Todas as minhas actividades têm de ser calculadas ao milímetro, para gerir a energia consumida e a energia que me sobra. Senão não aguento. Um pormenor (MUITO) importante: continuo a viver sozinha, mas para isso tenho tido muita ajuda, da família e dos amigos. Agradeço-lhes todos os dias o esforço que fazem, o tempo (deles) que perdem comigo, porque tenho perfeita noção que poderia estar hospitalizada e pronto. Mas assim posso estar em casa, que é o melhor para mim neste momento, se considerarmos bem-estar físico e mental.

 

 

 

[desculpem se houver muitos erros, esta cabeça já esteve mais eficaz...]

publicado por Silvina às 10:25

Comentário apagado.
Anónimo a 15 de Abril de 2013 às 11:02

Estou aqui a tentar escrever alguma coisa coerente, mas apesar de não conhecer pessoalmente a Silvina, o choro não me larga. Porque ela era uma verdadeira guerreira, admirável, grandiosa, e cheia de tanta coragem, lucidez, e inteligência, que no meu íntimo uma pequena voz me dizia "se alguém merece vencer esta puta desta doença é esta mulher, e se isso não acontecer, então é porque de facto não pode haver justiça no mundo".

E de repente, aqui estamos. A perceber que a justiça é uma abstracção, e que esta realidade virtual é afinal tão concreta e verdadeira como o abraço de um amigo a quem se gosta, caso contrário eu não estaria aqui destroçada como estou.

Grande Silvina, não me vou esquecer de ti. E digo isto com a certeza de quem já te tem marcada na pele. Não acredito em Deus, mas acredito nas pessoas. E tu foste uma pessoa excepcional e inspiradora.

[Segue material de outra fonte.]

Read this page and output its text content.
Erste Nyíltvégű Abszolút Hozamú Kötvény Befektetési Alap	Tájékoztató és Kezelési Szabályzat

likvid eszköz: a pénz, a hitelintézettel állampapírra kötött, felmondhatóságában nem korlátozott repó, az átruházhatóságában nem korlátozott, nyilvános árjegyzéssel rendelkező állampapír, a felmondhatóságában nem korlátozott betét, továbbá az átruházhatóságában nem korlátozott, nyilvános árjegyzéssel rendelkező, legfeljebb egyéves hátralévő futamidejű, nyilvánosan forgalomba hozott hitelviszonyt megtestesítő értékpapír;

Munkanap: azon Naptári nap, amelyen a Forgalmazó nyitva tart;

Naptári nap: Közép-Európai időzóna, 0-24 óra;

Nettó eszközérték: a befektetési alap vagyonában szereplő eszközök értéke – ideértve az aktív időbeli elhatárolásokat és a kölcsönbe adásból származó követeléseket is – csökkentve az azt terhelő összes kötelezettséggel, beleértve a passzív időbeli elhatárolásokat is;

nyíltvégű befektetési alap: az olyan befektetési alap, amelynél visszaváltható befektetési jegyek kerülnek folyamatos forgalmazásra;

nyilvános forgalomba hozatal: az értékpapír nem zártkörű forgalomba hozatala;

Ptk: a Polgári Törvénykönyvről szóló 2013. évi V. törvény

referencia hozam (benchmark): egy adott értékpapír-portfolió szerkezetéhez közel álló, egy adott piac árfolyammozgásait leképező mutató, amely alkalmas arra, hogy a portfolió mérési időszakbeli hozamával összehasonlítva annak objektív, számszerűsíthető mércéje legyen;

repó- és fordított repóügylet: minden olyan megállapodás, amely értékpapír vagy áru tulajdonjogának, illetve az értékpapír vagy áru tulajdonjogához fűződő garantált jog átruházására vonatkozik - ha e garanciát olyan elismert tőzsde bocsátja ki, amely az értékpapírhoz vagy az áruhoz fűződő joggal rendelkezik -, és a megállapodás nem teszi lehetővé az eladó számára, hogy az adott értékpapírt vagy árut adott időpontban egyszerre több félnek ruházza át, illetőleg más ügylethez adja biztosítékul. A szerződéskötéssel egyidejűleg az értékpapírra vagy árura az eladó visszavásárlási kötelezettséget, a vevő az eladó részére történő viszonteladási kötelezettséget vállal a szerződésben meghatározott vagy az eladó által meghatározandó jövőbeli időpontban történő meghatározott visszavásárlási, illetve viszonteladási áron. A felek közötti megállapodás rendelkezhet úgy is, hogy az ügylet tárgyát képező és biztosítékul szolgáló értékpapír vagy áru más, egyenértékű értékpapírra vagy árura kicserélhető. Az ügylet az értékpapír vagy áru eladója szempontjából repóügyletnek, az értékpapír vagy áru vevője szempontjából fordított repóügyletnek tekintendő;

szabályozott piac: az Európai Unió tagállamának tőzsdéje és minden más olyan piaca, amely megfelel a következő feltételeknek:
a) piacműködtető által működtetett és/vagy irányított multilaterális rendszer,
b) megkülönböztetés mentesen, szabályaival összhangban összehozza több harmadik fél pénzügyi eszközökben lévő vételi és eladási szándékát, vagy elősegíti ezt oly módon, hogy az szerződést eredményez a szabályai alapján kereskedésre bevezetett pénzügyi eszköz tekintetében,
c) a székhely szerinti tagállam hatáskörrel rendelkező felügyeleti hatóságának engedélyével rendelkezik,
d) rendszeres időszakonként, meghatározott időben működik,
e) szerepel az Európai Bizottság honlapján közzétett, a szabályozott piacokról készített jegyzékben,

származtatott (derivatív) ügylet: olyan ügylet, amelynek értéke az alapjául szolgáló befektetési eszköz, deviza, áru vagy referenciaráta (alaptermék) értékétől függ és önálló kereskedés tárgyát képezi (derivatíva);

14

Dito isto, deixo aqui um abraço sentido a todos aqueles que a acompanharam, a todos aqueles que sofreram com ela e torceram por um desfecho feliz. Em especial à família. Idalina e Francisco: muita força.

Susana Afonso.
Susana A. a 15 de Abril de 2013 às 12:45

(não sei onde fui buscar o nome "franciso" - queria obviamente dizer Luís.
Susana a 15 de Abril de 2013 às 21:42

Um grande Bem Haja para si e para a sua familia ! Nós é que agradecemos pelo facto de ter uma filha fora de série ..
Vitah a 15 de Abril de 2013 às 14:32

Nao há muitas palavras ..... apenas a minha revolta imensa pela injustiça.
Era bom que houvesse um qualquer designio maior no universo que explicasse e desse sentido a isto e que perpetuasse a sua energia imensa. Abandonando aquele corpo que a fazia sofrer, a Silvina tornou-se livre para ser o que ela quiser, sem amarras de forma e feitio. Um pássaro migrador, uma árvore frondosa com folhagens ao vento e raizes profundas, uma palavra na boca de uma criança, a luz de um candeeiro numa noite escura, o traço firme num papel em branco, uma nota de musica, o perfume nas flores da tia Irene. Eu vou acreditar que ela na sua essência continuará por cá e que agora em liberdade será feliz.
SB a 15 de Abril de 2013 às 11:27

Choramos-te em Macau.
Até já querida Silvine
Maria e Mário
Maria e Mário a 15 de Abril de 2013 às 11:49

Para toda a família e todos os que, como eu, vêm aqui saber notícias da nossa Silvina... Quero deixar-vos um grande beijo e um abraço daqueles que ela nos dá com as palavras, com os sentimentos de quem luta na guerra mais injusta. Com toda a minha admiração e com a certeza de que somos todos melhores pessoas depois de por aqui termos passado, muita força para todos.
ana a 15 de Abril de 2013 às 12:05

... :'( ...

Agora, neste preciso momento... não vou dizer nada. Força aos pais e à irmã.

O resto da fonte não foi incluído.